Una raccolta di articoli e di temi tratti da lezioni, scritti da Pontiggia, per analizzare con senso critico la lingua italiana e il modo in cui viene impiegata. Dietro a una frase apparentemente innocua, P. mette in luce tutti i soggettivismi e i limiti della scrittura, quando non è preceduta da una formazione adeguata e un'attenzione costante. L'Autore si rifiutò sempre di scrivere un manuale dedicato alla scrittura, nella convinzione che questo insegnamento dovesse rapportarsi ai singoli scrittori e alle loro sensibilità. Come i grandi maestri, P. non offre regole precise, né consigli assoluti, ma spiega quest'arte con la semplicità dettata da anni di esperienza.
Ottime osservazioni sulla scrittura, sulla parola, su cosa si vuole comunicare e come. Il libro è strutturato in una serie di interviste (fittizie e godibilissime) e alcune lezioni saggistiche (meno godibili, ma comunque interessanti), intese ad affinare la critica letteraria attraverso il ragionamento e senza la pretesa di proclamare verità assolute. Consigliato a chi scrive.
Documento prezioso, che raccoglie lezioni dall'esperienza del 1985 di Pontiggia presso il teatro Verdi a Milano, considerata prima occasione di scuola di "scrittura creativa" in Italia.

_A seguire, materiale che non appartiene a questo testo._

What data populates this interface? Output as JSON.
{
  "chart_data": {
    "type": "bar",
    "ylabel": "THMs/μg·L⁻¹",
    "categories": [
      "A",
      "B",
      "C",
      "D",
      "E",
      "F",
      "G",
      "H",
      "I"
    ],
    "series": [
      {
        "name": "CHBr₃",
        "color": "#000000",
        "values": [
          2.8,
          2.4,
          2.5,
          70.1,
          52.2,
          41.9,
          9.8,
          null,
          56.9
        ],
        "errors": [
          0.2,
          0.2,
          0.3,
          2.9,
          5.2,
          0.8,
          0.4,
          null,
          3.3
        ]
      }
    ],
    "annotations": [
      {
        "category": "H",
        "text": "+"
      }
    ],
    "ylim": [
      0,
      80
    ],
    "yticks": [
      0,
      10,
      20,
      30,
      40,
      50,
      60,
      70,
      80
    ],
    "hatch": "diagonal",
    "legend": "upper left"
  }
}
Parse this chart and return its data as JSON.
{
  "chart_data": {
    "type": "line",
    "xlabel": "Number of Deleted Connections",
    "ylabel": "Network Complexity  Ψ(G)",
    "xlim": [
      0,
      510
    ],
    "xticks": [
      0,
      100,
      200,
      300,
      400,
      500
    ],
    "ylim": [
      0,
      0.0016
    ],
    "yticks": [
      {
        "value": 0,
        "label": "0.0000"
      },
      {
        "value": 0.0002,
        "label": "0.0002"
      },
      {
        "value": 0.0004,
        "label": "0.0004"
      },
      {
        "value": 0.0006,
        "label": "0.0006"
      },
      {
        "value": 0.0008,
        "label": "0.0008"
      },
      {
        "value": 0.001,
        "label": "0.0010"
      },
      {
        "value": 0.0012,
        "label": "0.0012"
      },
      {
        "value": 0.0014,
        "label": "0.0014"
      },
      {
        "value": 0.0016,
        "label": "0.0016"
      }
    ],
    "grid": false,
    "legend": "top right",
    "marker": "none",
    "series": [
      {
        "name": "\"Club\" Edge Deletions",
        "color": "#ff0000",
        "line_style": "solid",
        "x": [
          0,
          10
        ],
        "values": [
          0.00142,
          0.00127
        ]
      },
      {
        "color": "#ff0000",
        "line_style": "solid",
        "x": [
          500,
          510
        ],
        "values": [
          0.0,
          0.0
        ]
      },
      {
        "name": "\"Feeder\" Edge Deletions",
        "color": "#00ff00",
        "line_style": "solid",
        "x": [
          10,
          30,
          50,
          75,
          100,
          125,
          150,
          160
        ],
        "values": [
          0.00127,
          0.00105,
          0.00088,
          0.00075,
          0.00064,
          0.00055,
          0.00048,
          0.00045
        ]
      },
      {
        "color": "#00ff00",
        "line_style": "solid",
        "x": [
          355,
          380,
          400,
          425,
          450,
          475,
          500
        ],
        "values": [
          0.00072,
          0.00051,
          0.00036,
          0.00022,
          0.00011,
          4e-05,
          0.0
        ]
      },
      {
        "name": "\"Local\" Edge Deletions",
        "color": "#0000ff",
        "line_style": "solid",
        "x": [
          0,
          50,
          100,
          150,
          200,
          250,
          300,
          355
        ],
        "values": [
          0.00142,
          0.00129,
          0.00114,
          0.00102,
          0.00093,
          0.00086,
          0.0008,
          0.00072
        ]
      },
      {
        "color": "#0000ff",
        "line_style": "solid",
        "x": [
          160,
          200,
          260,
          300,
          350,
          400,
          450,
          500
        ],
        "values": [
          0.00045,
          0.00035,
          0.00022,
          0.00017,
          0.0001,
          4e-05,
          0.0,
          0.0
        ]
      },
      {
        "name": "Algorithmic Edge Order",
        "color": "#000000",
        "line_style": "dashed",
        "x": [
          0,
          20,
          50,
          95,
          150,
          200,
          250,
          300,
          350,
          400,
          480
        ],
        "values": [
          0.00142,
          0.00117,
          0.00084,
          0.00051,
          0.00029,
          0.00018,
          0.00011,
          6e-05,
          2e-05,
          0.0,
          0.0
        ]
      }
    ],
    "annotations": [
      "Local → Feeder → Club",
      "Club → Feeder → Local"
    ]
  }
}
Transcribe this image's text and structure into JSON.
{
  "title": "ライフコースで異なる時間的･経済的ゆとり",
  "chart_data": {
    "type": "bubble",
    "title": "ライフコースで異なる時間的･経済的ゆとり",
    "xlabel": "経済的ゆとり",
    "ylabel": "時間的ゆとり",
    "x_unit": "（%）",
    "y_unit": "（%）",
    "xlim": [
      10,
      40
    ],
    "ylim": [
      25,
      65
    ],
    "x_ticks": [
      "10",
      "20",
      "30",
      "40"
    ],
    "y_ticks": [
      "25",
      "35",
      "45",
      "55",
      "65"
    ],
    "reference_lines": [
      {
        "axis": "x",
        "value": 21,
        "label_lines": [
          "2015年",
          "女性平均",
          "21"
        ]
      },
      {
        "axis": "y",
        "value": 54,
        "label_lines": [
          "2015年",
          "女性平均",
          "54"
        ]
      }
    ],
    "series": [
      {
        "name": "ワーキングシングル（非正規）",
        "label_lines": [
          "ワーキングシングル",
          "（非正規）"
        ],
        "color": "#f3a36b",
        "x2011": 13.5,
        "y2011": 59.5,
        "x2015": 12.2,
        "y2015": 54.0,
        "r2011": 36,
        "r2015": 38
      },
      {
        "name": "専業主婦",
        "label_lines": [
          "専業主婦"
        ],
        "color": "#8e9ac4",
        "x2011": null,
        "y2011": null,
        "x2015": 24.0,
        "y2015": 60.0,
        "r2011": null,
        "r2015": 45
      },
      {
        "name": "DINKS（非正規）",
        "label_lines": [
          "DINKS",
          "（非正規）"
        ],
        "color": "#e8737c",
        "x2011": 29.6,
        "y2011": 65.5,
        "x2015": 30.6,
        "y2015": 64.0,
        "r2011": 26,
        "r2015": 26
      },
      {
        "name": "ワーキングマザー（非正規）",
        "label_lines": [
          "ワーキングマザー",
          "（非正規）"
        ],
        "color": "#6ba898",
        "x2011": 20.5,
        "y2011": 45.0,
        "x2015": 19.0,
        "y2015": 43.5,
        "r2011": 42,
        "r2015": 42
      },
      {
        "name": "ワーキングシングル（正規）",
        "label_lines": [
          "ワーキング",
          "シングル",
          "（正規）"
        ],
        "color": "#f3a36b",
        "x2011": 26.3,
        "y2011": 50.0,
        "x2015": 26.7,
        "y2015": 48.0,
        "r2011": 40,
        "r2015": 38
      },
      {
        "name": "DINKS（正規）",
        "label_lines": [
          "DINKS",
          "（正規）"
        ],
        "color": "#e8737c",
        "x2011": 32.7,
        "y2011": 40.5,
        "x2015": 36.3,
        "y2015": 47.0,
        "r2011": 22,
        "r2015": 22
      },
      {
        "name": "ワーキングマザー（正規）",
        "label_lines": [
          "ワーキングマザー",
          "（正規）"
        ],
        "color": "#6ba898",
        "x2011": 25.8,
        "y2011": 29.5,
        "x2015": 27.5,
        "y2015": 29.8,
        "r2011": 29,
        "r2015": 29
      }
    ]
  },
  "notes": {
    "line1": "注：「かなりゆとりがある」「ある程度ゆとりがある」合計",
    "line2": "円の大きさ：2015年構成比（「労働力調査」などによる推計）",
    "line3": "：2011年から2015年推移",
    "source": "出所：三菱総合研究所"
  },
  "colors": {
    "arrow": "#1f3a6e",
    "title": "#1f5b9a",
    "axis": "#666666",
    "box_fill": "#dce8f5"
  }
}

Riflessioni non banali sono in particolare quelle sulla retorica e sul lavoro dello scrittore, ricordando che "scrivere non è trascrivere" ma inventare (da invenire = trovare).
Libro consigliato a tutta l'umanità. In primis agli scrittori, in secondo luogo alle persone che vogliono leggere le parole e comprenderne l'efficacia; in terzo luogo a tutti. Penso che una delle cose più belle che ci possa mai capitare, è avere una conversazione con Giuseppe Pontiggia.
alterna alcuni capitoli molto complessi ad altri di maggior praticità, nel complesso ottimo saggio; fa riflettere soprattutto sull'utilizzo di alcune parole e locuzioni che usiamo nel quotidiano, spesso in maniera errata.